Its unique combination of attributes makes helium a sought after commodity for many different industrial and technological applications.

The market is anticipated to grow on account of increasing use of helium in various high tech applications. These include cryogenics, welding, inert atmospheres, electronics, lifting, pressure & purging, amongst others. New applications include hybrid air vehicles (such as Airlander and Lockheed Martin’s LMH-1), helium filled hard drives, and Google X Project Loon.
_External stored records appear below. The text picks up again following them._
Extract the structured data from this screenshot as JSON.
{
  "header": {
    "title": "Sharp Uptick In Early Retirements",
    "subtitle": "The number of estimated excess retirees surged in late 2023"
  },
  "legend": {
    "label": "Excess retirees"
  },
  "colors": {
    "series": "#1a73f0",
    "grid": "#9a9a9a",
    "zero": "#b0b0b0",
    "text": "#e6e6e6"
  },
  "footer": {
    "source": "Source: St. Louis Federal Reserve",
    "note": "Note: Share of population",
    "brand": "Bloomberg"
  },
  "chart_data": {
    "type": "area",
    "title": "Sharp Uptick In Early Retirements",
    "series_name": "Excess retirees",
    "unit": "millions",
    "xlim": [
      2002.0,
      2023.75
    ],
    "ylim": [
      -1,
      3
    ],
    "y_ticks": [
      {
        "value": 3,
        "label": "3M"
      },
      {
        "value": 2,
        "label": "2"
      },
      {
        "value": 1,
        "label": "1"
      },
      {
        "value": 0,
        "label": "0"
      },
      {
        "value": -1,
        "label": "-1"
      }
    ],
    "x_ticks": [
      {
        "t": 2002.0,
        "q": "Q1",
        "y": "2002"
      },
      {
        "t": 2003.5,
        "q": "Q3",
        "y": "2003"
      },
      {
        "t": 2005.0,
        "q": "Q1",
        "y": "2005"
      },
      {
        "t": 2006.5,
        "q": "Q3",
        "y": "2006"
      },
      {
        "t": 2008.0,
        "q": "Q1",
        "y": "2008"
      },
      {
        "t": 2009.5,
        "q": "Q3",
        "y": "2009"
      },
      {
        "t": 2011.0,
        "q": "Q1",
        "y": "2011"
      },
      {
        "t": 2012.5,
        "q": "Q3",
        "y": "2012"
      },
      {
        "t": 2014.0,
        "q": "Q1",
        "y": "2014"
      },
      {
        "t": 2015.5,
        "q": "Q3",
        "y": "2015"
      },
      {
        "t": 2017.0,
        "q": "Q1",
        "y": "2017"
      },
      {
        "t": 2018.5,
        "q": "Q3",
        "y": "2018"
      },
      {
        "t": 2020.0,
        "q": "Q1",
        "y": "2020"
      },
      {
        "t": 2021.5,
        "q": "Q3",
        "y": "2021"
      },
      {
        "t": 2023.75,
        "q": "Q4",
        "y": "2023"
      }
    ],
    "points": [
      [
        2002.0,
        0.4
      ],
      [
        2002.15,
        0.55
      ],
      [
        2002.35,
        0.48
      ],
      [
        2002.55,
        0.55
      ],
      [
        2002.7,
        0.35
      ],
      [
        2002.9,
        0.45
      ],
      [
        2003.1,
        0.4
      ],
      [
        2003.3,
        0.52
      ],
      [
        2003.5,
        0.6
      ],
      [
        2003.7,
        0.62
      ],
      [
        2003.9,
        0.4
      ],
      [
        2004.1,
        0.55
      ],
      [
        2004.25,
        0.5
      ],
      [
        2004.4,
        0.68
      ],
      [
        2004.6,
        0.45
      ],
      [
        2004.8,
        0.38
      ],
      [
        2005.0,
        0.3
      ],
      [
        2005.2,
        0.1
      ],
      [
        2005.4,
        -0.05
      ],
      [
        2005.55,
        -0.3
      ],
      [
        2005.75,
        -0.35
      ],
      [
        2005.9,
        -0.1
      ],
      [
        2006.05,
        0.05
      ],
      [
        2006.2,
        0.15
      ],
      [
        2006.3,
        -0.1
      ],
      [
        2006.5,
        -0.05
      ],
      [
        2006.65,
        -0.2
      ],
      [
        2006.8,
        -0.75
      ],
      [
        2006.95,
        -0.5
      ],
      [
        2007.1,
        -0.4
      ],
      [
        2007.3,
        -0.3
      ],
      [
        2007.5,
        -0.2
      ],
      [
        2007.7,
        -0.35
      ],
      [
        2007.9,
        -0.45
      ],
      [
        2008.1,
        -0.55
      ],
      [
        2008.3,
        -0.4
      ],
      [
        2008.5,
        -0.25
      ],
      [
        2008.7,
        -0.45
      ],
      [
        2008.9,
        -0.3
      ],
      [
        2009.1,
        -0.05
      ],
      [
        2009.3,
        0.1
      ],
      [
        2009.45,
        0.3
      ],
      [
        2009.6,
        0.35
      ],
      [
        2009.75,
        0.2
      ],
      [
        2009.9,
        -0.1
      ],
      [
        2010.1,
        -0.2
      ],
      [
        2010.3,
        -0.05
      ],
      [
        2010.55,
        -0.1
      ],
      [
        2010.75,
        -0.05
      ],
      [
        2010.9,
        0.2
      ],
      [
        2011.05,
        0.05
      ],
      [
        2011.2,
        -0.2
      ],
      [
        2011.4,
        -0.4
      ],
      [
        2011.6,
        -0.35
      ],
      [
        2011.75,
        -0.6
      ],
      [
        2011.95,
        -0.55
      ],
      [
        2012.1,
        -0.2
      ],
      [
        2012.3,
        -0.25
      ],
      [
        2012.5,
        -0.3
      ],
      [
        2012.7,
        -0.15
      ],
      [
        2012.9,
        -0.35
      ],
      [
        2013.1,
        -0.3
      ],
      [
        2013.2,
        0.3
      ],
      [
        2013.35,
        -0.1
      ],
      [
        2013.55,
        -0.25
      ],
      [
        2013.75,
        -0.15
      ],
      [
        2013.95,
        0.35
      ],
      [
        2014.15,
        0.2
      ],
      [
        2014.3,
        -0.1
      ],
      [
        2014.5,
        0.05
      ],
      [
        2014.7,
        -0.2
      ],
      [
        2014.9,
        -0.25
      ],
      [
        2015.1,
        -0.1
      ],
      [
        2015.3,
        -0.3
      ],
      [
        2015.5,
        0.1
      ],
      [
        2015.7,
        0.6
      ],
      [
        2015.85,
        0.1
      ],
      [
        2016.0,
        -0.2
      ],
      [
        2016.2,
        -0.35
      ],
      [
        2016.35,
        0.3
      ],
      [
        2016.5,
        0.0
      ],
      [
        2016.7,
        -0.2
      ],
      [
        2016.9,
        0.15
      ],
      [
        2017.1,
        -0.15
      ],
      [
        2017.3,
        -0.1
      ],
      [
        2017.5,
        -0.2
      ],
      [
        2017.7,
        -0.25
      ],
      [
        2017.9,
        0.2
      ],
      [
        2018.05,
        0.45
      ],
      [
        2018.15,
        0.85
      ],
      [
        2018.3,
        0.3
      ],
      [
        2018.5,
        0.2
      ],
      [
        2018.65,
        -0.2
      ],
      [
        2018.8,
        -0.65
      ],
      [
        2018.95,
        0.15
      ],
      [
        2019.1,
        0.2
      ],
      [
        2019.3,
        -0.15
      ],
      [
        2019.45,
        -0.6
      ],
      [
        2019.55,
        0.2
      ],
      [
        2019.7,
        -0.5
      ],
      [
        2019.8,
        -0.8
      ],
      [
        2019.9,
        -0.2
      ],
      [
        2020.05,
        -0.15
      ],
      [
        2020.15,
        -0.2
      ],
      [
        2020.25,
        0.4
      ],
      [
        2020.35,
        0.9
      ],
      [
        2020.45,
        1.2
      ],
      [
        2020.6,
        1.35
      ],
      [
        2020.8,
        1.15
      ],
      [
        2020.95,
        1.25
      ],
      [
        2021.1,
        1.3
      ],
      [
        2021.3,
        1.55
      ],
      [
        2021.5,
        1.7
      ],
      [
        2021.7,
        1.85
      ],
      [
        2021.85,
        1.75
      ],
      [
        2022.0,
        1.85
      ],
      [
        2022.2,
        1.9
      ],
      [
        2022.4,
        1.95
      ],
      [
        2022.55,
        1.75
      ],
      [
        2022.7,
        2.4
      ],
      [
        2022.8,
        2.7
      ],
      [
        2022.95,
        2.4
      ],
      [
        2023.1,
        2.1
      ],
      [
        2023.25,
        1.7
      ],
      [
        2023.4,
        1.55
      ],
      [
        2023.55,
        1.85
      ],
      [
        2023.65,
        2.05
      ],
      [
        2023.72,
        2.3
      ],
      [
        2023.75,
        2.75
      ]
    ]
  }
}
“As helium supplies start to dwindle, the prices have already started to rise, and party balloons are taking a back seat to the more serious applications.”

Priceonomics 16 June 2015

Areas of increasing demand

Some of the fastest growing areas of helium demand come from the following:


MRI scanners are the single largest global consumer of liquid helium, a product that has no substitute in superconducting technology. Demand for MRIs is increasing, particularly in developing nations. For every 1 million people in Japan there are 46 MRIs, in China that number is just 3.


Being lighter than air, and having the advantage of being fire-retardant, helium is an important component in aerospace and aircraft manufacturing. Helium has been used in everything from a medium to displace fuel in space rockets, to a lifting agent in new hybrid airships with Lockheed Martin, due to launch their LMH1 hybrid airship in 2018.


Playing an important role in the manufacture of semiconductors, LCD panels and fiber optic cable, helium is now also being used in hard drives to create an atmosphere that is less resistant than air, resulting in less power consumption.